Et il peut alors  montrer son erreur à son ancien camarade

Ce n’est pas une terre gothique
Ni une région tartare, ni scythique…

Ronsard veut dire par là qu’il serait légitime de s’en prendre à une terre de barbares, comme l’est celle des Goths, des tartares ou des scythes (les trois adjectifs de ces vers évoquent des peuples réputés pour leur cruauté et ont valeur d’antithèse, par rapport à la douceur de cette France que De Bèze veut cependant combattre. C’est aussi pour cela que Ronsard montre à De Bèze son passé « celle où tu naquis, qui douce te reçut / alors qu’à Vézelay ta mère te conçut » ce lieu natal, dont la consonance est si française (st qu’il faut opposer à la rudesse des adjectifs précédents)Remarquons l’harmonie de ces deux derniers vers, et qui se prolonge dans les mêmes assonances « ou/i » : où, naquis, qui douce, nourri, qui :  « celle qui t’a nourri et qui t’a fait apprendre / La science et les arts dès la jeunesse tendre ».

Il insiste sur ce rapport du fils à sa mère, du maître à l’élève : il s’agit à chaque fois d’une dette à l’égard de celui ou de celle qui a nourri et éduqué. C’est aussi une allusion à l’éducation humaniste de De Bèze, et donc ce à quoi il risque d’être infidèle (car ces arts appris dans sa jeunesse sont des arts profanes, que condamne le protestant).

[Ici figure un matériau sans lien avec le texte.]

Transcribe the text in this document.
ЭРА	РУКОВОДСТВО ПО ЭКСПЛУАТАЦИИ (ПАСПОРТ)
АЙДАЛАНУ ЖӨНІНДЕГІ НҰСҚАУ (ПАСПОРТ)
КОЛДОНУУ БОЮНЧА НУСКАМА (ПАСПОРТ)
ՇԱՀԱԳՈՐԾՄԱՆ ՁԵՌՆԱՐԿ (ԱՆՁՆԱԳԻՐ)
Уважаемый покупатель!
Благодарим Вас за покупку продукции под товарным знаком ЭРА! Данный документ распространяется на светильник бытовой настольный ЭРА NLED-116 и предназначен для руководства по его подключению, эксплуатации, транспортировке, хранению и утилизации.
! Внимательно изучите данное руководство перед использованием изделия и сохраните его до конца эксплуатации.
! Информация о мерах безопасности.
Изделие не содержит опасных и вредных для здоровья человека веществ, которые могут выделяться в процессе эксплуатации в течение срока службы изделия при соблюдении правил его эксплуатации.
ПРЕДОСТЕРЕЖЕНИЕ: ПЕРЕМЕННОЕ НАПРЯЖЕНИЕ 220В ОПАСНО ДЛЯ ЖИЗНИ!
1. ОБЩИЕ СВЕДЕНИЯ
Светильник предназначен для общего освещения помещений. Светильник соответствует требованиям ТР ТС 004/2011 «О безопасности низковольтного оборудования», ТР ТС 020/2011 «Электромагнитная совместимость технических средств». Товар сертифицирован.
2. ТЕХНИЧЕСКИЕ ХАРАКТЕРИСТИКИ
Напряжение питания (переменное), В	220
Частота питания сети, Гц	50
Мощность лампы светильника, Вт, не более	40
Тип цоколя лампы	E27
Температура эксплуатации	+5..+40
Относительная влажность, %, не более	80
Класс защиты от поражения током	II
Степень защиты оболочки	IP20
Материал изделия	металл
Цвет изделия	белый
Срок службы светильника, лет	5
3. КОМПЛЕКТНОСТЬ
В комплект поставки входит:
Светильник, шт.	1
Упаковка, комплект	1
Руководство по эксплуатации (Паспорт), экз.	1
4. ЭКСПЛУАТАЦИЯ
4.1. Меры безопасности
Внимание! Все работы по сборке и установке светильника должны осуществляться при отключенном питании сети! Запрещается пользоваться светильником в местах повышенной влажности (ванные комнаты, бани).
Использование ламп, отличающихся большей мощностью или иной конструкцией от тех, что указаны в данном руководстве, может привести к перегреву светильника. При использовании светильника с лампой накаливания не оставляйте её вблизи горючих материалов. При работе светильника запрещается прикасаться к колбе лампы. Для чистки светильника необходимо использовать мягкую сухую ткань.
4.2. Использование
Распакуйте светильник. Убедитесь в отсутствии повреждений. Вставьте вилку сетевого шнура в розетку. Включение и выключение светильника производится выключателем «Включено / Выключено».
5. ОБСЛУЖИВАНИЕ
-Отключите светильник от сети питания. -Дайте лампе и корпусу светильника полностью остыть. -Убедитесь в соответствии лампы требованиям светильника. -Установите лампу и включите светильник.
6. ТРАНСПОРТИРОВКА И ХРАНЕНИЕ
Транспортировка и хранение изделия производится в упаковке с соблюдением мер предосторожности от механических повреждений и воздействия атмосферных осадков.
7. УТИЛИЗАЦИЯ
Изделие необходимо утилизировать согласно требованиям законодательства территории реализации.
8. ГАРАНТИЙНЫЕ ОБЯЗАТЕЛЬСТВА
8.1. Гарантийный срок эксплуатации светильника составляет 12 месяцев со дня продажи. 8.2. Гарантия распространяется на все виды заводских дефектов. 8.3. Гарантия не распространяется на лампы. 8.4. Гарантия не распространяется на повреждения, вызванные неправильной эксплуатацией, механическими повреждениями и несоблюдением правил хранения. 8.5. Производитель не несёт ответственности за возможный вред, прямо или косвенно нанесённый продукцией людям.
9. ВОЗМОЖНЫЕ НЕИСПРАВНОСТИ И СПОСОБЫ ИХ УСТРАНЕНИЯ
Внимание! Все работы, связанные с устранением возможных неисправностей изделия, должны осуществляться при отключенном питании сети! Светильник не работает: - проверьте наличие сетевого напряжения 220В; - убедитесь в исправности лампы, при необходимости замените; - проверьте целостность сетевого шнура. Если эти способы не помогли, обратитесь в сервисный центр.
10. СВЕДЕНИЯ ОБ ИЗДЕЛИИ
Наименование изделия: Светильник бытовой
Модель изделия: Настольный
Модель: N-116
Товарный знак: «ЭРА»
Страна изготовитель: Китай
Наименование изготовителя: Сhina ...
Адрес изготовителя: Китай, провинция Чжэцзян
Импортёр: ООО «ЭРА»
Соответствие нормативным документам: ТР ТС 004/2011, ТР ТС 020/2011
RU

Les deux derniers vers insistent sur ce  thème de l’ingratitude : cette éducation lui a donné des forces (ce pouvoir de la parole, cette connaissance de la Bible) mais il s’en sert pour se retourner contre elle cf. l’antithèse « lui faire service, et bien user/en abuser ».

Donc De Bèze a un comportement indigne, il n’est pas conforme à ce tableau de sa jeunesse, dont la douceur résonne pour s’opposer au fracas des armes entendu dans les vers précédents.

Remarquons enfin l’importance du personnel « toi, te » imbriqué dans ces paroles sur la France : il s’agit de manifester son ancienne appartenance pour montrer le scandale de sa conduite.

Deuxième partie

Elle se lit comme un enthymème : « si donc tu es son digne fils (enfant de bon courage)  alors rends lui ce que tu lui dois (son nourrissage)» La métaphore de la mère et de l’enfant est filée, et l’incidente « ores que tu le peux » est importante, parce qu’effectivement De Bèze est puissant, il est à la tête des protestants de France.

Le poète formule alors sa demande : il doit retirer ses soldats : une série d’impératifs  décline les désirs de Ronsard : « retire, enfonce, ne prêche plus » : d’une part il demande à De Bèze et ses soldats de se retirer de France et de cesser les combats (en faisant disparaître « au lac genevois comme chose exécrable « les harnais » de ses soldats, et d’autre part de cesser de prêcher « Ne prêche plus en France une Evangile armée » : avec cette expression (qui connut aussitôt un grand succès) Ronsard  accuse encore  les protestants  de se battre au nom de l’Evangile, donc au nom de la paix ; l’oxymore « Evangile armée » souligne encore une fois ce scandale de la parole de De Bèze qui est sacrilège envers les textes bibliques. Et Ronsard développe ce qui lui apparaît comme le plus grand scandale, avec l’image d’

« Un Christ empistollé tout noirci de fumée
Portant un morion en tête et dans la main
Un large coutelas rouge de sang humain »

Donc une description encore oxymorique car comment le christ peut-il devenir ce soudard empistollé (avec un pistolet), au visage noirci de la fumée qui vient de l’incendie qu’il allume, un couteau dégouttant de sang à la main ? Ces vers développent une espèce d’anomalie, une contradiction vivante, à laquelle la parole de De Bèze donne naissance : un Christ travesti en soudard. C’est d’ailleurs par là où la propagande a le plus porté : il était impossible, pour les catholiques, de prêcher un Christ belliqueux.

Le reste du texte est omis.